Dreamology

Slowly, I roll over to face him. The sight of his eyes so close, open and looking back at me, turns my stomach inside out and my bones to jelly.

Max doesn’t say anything. He just watches me intently, his eyes a little sleepy. I wonder if I didn’t just dream about the slides and the yurt—maybe I dreamed it all. The whole thing with Max last night. Maybe I started earlier in this room. Maybe nothing even happened. It’s all so unclear these days.

Then Max swallows, and as if it’s the most casual thing in the world, he uses both arms to pull me to him, kissing me as my whole body melts into his.

I don’t know if we’re kissing, or just breathing each other in, but the point is that I cannot get enough Max.

“I was afraid you would swim away.” I pull away just long enough to tell him.

“What?” he mutters between kisses.

“I was afraid you would swim away like the fuzzy fish.”

“Less talking, more kissing,” Max demands, and I giggle and oblige. Until I catch sight of something over the top of his shoulder. Outside the window giant fluffy snowflakes are falling.

“Snow?” I jump out of bed and run to the glass. But outside there’s no snow at all. Of course there isn’t.

“Could you come back here, please?” Max calls. “Lying here was much more enjoyable about thirty seconds ago.”

“I swear I just saw snowflakes out the window, but when I looked, there was nothing there . . .” I explain as I climb back in beside Max and tuck my back into his chest. Soon enough Max’s arms are fully wrapped around my body again and my head is in the crook of his neck.

“You have cocooned me,” I declare.

Max’s voice comes out in his Invasion of the Body Snatchers voice again, deep and robotic. “She-has-been-cocooned,” he says. And after a brief moment of silence, I start giggling hysterically.

“God, you are weird,” I say. But I keep laughing.

That’s when Oliver bursts in and cries, “Sophie and I are getting married!”

“Excuse me?” I say, sitting up. Max just buries his head under a pillow.

“You heard me,” Oliver says. “Sophie and I are getting married, and you are all invited.”

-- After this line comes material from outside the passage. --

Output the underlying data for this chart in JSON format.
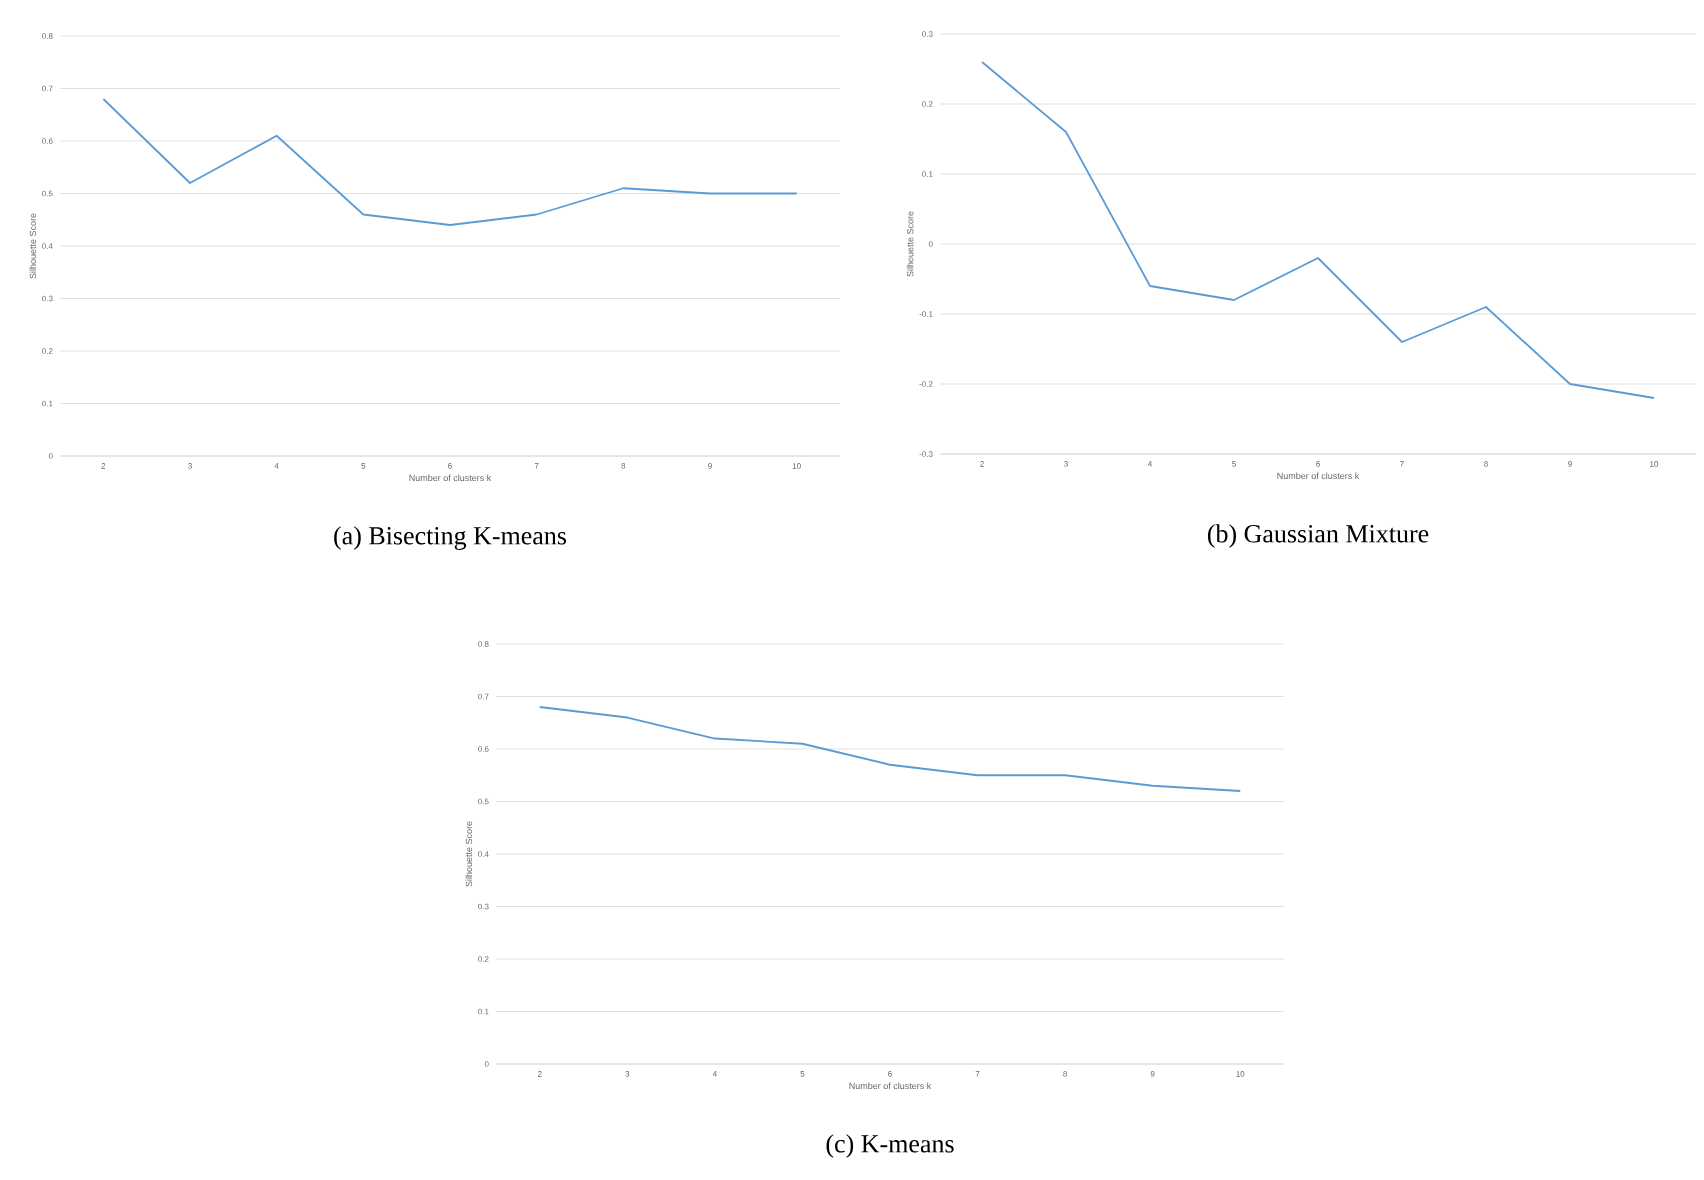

Sophie saunters in behind Max, wearing big sunglasses and looking a little worse for wear. “Actually, we made out when I was drunk,” she mutters. “And also, we found Margaret Yang.”





31


Teddy Bears




I GUESS IF I’m being truly honest, I had pictured Margaret Yang as looking like she walked out of a Marvel action movie, wearing some slick suit and a pair of five-inch stiletto heels. She’d pop open a briefcase and punch in a bunch of numbers, then zap us between the eyes with a minuscule metal stun gun, and we’d be all fixed and ready to roll.

Instead, the Margaret Yang we find seated at the Blue Cow diner on the corner of Main and Milk Streets, just off the Wells campus, is clad in a thick gray cable-knit sweater and Crocs with wool socks, her hair pinned in a loose bun at the back of her head.

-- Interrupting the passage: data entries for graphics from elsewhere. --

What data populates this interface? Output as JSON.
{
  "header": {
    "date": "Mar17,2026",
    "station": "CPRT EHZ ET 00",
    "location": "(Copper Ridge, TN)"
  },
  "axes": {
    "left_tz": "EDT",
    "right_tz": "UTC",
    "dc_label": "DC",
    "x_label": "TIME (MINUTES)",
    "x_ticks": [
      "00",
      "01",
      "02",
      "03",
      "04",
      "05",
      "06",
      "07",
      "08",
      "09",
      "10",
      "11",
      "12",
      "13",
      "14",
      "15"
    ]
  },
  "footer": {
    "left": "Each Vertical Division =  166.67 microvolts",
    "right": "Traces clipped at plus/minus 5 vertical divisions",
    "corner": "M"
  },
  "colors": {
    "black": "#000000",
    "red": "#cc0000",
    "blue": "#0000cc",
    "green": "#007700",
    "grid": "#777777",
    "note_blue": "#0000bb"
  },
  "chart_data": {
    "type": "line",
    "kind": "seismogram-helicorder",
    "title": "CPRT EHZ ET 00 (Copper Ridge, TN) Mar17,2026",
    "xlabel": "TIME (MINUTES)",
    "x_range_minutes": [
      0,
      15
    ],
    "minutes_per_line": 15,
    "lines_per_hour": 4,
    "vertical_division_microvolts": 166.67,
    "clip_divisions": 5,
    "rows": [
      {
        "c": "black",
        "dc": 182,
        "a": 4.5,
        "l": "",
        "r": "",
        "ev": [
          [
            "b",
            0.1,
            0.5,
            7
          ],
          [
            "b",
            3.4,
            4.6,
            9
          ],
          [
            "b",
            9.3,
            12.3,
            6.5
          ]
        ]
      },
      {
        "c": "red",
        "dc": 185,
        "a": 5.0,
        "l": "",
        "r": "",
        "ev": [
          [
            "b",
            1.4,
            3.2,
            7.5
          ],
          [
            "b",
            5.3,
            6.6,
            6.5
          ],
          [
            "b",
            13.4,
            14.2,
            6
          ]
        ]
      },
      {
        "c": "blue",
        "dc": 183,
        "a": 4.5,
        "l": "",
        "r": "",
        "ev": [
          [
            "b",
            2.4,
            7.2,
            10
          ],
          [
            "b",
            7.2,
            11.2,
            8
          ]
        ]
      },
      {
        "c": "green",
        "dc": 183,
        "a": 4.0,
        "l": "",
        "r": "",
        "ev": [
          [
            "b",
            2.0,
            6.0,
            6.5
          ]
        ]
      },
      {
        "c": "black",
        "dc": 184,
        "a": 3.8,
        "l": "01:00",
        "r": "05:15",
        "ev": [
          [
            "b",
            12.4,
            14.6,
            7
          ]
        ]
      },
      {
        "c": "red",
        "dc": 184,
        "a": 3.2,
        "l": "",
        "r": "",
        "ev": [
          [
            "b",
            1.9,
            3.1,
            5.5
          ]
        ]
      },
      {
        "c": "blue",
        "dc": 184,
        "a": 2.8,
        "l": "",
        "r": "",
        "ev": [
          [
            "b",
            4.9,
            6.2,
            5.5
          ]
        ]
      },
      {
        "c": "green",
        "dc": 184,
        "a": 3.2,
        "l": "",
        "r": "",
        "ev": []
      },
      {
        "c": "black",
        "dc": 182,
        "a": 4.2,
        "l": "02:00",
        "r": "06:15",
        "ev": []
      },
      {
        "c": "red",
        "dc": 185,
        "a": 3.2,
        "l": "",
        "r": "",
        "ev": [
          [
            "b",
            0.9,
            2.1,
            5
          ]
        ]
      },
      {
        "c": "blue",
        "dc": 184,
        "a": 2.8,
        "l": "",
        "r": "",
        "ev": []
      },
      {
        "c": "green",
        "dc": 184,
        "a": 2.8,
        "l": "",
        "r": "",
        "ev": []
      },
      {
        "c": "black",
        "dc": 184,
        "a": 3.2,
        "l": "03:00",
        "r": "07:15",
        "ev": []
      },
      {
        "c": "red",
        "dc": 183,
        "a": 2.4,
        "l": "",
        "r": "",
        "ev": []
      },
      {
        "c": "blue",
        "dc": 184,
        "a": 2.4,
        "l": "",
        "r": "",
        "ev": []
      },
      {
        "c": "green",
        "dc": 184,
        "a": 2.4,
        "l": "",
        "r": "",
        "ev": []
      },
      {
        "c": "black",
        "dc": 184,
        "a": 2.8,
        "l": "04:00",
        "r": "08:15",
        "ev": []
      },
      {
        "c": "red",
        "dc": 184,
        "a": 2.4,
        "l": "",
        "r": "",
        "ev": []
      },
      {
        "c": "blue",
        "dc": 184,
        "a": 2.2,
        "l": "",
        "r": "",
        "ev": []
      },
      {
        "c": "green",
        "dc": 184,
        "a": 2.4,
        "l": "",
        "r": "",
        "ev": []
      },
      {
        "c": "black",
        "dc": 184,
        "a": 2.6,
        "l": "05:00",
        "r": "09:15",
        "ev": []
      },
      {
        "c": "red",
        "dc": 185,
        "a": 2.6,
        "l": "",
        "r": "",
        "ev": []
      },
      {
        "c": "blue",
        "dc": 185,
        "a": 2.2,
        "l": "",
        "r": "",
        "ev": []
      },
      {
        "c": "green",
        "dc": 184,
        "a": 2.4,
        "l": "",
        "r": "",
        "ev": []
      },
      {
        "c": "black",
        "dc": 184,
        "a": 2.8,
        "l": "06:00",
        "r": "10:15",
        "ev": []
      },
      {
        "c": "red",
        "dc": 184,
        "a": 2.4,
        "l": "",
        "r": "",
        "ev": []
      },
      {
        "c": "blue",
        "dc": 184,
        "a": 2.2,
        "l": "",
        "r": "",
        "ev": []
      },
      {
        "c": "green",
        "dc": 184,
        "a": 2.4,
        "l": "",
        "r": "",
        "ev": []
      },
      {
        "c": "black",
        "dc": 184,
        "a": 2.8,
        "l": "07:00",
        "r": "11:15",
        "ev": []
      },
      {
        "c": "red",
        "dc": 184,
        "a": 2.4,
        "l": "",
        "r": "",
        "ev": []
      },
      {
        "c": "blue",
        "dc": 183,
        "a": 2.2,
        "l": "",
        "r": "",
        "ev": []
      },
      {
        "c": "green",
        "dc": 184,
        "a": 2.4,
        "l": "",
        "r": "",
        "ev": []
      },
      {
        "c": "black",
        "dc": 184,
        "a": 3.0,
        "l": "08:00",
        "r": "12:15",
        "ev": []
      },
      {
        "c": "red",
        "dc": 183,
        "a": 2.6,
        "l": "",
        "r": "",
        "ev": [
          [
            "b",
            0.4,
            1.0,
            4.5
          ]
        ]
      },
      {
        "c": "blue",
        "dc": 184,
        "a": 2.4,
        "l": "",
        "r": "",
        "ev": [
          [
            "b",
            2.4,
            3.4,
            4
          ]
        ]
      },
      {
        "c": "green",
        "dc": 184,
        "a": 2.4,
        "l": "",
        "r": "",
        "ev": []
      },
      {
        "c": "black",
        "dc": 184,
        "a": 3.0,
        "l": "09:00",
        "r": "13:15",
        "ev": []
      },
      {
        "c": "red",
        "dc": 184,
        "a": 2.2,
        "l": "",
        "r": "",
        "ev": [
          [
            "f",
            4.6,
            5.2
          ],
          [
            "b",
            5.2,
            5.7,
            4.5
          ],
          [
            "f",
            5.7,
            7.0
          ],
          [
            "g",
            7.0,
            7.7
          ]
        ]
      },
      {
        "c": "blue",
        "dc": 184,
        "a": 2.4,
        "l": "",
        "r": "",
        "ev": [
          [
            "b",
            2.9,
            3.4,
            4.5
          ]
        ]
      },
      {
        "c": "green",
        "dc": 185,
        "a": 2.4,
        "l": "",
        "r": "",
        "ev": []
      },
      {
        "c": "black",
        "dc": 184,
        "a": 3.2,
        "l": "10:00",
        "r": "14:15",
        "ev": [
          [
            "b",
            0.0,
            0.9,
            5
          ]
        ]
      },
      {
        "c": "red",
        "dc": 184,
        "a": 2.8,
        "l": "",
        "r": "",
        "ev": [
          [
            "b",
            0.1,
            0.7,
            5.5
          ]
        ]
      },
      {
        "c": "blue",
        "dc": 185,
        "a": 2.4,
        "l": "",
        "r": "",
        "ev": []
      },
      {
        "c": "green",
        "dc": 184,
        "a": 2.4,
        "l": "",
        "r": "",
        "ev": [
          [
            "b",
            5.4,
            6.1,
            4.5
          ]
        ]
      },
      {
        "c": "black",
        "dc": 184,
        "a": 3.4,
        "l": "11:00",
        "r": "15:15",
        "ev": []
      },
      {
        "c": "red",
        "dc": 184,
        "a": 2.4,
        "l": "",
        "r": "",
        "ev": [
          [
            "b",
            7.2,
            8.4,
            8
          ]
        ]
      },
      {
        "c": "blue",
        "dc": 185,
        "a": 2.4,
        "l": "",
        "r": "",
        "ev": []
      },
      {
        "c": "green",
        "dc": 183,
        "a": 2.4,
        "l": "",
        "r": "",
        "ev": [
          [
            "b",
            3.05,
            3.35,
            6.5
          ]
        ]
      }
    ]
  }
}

“Professor Yang?” I say quietly as I stand over her booth, on top of which she has spread out about six different newspapers, coffee, waffles, eggs, and bacon. So much food for such a small woman. She’s clearly been here for hours, because she was here earlier when Sophie and Oliver came to get coffee and overheard her talking to a student.

In response, Margaret Yang silently holds her left hand up to my face, while her right hand skims the last lines of an article she is reading. I am tempted to order a coffee while we wait, and Max is definitely eyeing her bacon like he hasn’t eaten in days.

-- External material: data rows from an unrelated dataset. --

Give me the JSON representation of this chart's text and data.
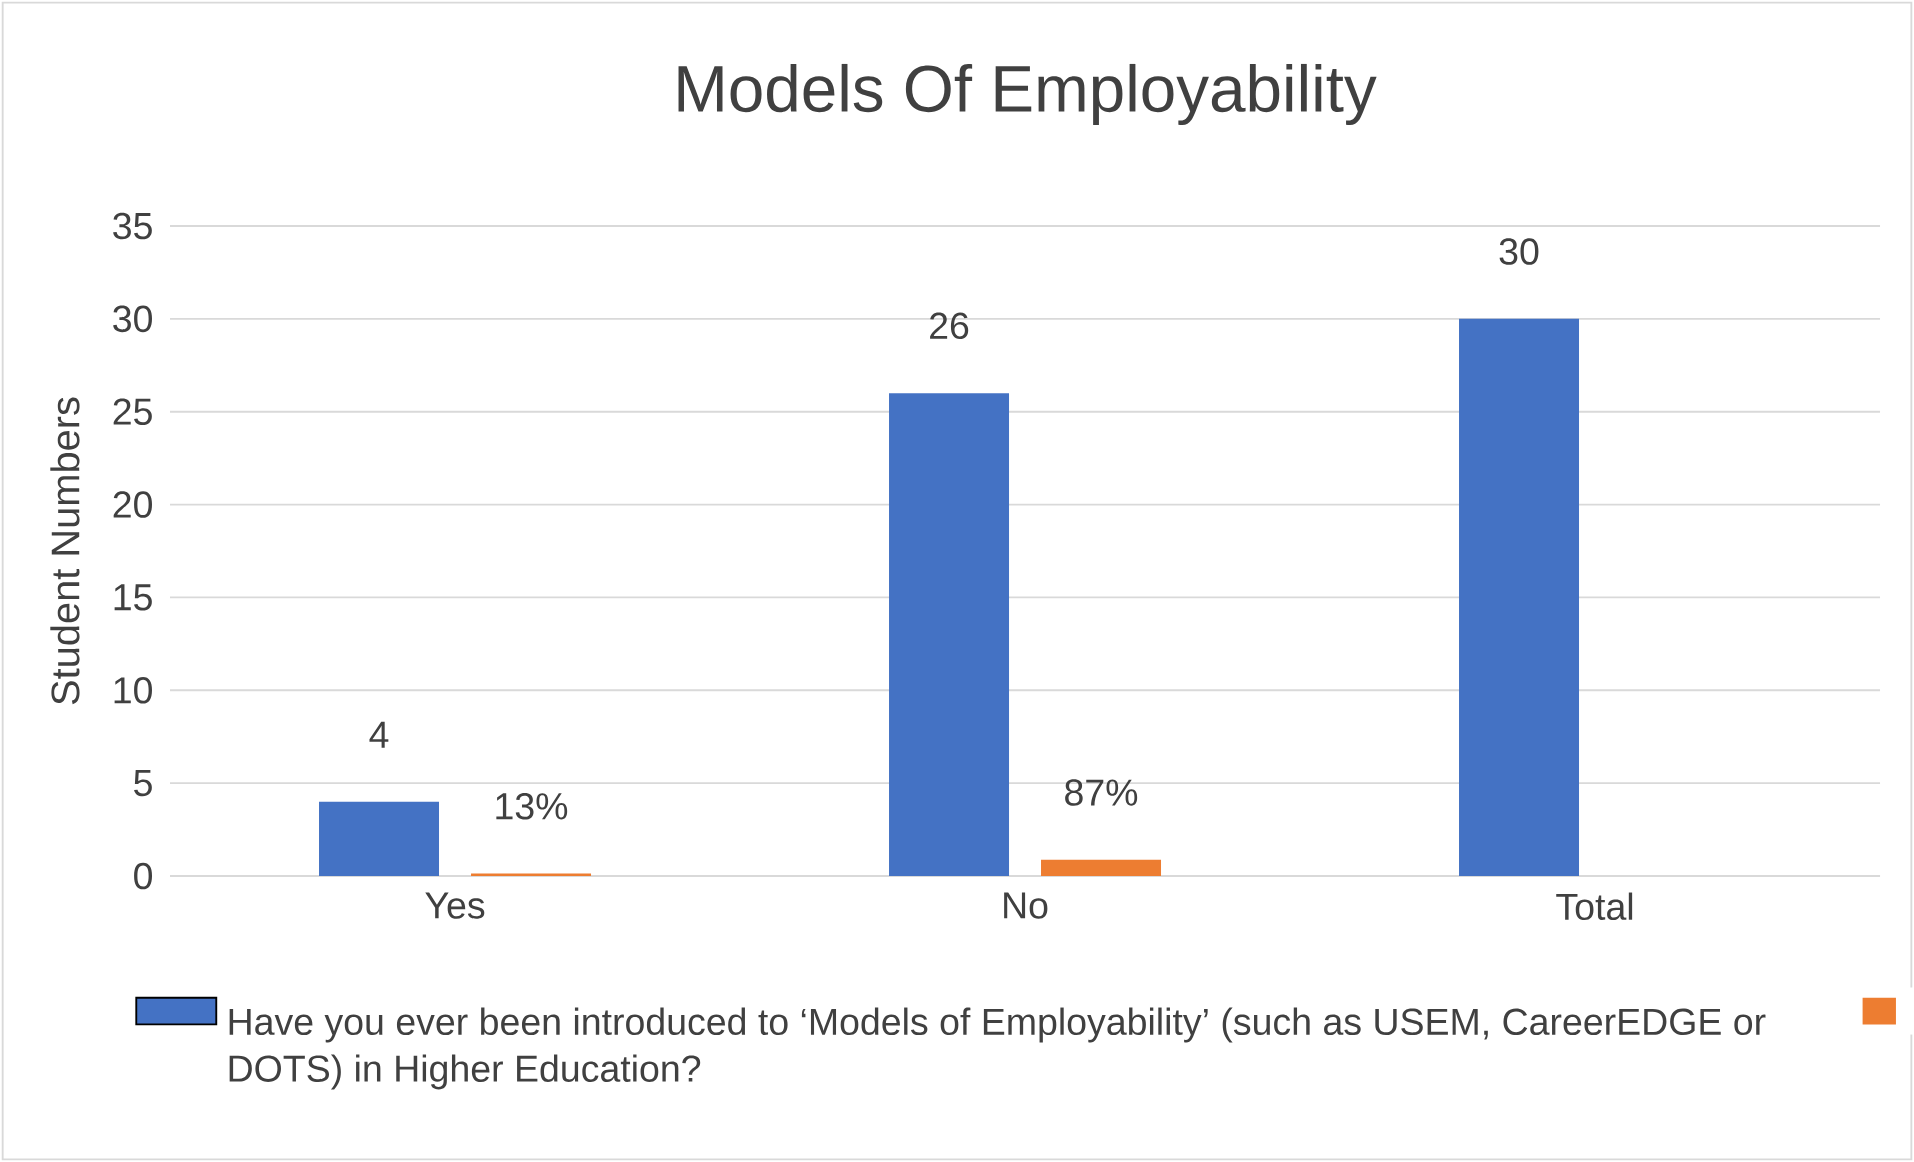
{
  "chart_data": {
    "type": "bar",
    "title": "Models Of Employability",
    "ylabel": "Student Numbers",
    "categories": [
      "Yes",
      "No",
      "Total"
    ],
    "series": [
      {
        "name": "Have you ever been introduced to ‘Models of Employability’ (such as USEM, CareerEDGE or DOTS) in Higher Education?",
        "color": "#4472c4",
        "values": [
          4,
          26,
          30
        ],
        "value_labels": [
          "4",
          "26",
          "30"
        ]
      },
      {
        "color": "#ed7d31",
        "values": [
          0.13,
          0.87,
          null
        ],
        "value_labels": [
          "13%",
          "87%",
          null
        ]
      }
    ],
    "ylim": [
      0,
      35
    ],
    "yticks": [
      0,
      5,
      10,
      15,
      20,
      25,
      30,
      35
    ],
    "grid": "y",
    "legend": "bottom"
  }
}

“Done,” she says, still not looking up, and instead pausing to take a sip of coffee. “You may sit.”

Carefully, Max and I take a seat across the booth from her.

“You may present your topic,” Margaret starts to say as she pours some more cream in her mug. But then she looks at us for the first time. “Oh,” is all she says.

“Hi,” I say, with a small hand wave.

“You aren’t in my Neuro 260 class,” she observes.

Max and I shake our heads.

“So you are not here to present your research topics for next semester,” she says.

We shake our heads again.

Margaret Yang stares at us as she slowly stirs her coffee. “So, tell me, then,” she says as she looks down to set her spoon on her plate, her face breaking into a warm smile. “How is Jerry the dog?”

“So, let me make sure I’ve got this right,” Margaret says, now on her third cup. I am gratefully clutching my own mug and have nearly matched her in refills, while Max is chowing down on a fruit-covered waffle. We’ve told her everything. About the dreams, and finding each other again. About our work with Petermann and his arrest and the road trip. “You are seeing odd things pop up in your reality that you know shouldn’t be.”

“Yesterday I saw my dog drive by on a motorcycle,” is all I can think to say in response.

“And Petermann told you he believes it’s dream bleeding,” Margaret says.